The brim of the hood uses a piece of stiff, laminated fabric to hold its shape, with no wires or other structural support. I found the brim held its shape in all but the heaviest rain.
The jacket’s zippers—front zip, two pockets, and pit zips—are all weather resistant and rubber coated. They zip up very smoothly, though they sometimes require additional care when unzipping. But I’ve found this to be true of almost every waterproof zipper I’ve ever used.
Each zipper also has its own small zipper garage, neatly placed and well sized.
Pockets, Pit Zips, and Cuffs
The Super Cell’s pockets are placed high on the chest and remain accessible even when you’re wearing a harness or backpack (or both). They’re simple—there are no headphone ports or other features—but they are large and functional.

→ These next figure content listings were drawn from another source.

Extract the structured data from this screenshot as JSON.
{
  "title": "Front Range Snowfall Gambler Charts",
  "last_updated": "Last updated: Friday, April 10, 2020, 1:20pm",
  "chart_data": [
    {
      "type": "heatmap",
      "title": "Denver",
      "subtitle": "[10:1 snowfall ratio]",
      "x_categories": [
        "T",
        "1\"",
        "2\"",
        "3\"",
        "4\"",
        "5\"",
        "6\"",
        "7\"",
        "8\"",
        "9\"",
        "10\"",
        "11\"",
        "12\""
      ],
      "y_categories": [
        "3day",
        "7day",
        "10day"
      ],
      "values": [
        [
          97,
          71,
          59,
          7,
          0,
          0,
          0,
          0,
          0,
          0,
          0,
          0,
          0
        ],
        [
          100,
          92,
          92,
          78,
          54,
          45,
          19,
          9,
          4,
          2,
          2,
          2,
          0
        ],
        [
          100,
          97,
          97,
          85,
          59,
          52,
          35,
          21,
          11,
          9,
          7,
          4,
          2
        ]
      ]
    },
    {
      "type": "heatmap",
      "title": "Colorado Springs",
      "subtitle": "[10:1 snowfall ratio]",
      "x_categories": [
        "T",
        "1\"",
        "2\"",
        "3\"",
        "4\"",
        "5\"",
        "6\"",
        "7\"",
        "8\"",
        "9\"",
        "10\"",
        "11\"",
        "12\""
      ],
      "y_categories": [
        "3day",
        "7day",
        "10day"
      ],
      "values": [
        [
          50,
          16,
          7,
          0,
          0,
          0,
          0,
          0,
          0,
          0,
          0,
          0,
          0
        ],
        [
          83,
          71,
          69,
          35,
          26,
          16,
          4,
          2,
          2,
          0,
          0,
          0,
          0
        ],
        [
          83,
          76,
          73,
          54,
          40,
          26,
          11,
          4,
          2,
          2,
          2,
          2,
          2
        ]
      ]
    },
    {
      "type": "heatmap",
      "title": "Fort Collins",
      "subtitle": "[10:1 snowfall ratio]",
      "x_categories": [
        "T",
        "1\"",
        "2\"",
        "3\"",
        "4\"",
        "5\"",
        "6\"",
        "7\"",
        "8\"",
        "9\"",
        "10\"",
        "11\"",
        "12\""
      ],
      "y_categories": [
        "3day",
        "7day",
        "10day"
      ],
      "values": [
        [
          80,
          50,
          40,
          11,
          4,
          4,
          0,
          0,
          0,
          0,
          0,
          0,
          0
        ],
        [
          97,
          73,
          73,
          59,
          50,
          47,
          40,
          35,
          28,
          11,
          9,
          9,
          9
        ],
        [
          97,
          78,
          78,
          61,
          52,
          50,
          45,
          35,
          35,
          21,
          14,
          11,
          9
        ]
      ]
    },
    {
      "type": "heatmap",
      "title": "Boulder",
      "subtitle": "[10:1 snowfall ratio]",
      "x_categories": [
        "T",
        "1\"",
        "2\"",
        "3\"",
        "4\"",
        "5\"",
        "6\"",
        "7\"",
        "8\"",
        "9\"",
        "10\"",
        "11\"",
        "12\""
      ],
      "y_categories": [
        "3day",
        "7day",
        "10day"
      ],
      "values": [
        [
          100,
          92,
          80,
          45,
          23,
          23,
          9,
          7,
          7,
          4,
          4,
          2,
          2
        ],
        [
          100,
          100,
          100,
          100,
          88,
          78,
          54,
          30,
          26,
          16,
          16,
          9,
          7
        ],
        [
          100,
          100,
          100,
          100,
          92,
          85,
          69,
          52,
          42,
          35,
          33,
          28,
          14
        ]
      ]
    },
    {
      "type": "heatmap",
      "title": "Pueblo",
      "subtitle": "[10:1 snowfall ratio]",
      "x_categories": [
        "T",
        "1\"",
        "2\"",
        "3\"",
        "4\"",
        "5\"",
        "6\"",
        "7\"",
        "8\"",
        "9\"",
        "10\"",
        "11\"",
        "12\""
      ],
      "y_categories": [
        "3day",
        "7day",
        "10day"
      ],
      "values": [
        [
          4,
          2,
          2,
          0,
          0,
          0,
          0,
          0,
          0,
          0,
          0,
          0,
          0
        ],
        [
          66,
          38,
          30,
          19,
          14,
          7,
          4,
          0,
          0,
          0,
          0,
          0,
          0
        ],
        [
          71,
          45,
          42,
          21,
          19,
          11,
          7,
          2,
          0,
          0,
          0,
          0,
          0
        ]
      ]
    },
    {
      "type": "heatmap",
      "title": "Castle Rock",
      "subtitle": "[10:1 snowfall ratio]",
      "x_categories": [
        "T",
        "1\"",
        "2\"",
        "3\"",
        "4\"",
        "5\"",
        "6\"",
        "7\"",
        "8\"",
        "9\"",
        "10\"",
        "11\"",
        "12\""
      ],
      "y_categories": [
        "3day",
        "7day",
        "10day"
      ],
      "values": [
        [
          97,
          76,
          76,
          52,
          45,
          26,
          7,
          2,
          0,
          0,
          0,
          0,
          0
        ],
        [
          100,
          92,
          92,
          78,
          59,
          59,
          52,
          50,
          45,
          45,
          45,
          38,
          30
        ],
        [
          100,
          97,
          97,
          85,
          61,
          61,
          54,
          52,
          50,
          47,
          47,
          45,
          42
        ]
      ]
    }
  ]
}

The pit zips run from the middle of the ribs almost all the way to the elbow. Although arguably an unnecessary addition on a pure alpine climbing jacket, I like this feature on the Super Cell. I think the pit zips make the jacket more versatile, especially on approaches in humid climates like the Northeast.
The Super Cell’s cuffs are cut large, with easy-to-use Velcro adjustments. They expand enough to fit over even my bulkiest gloves, and the Velcro tabs are usable even with gloved hands.
I have had trouble tightening the cuffs enough around bare hands to form a tight seal, but I have fairly small wrists, so your experience may vary.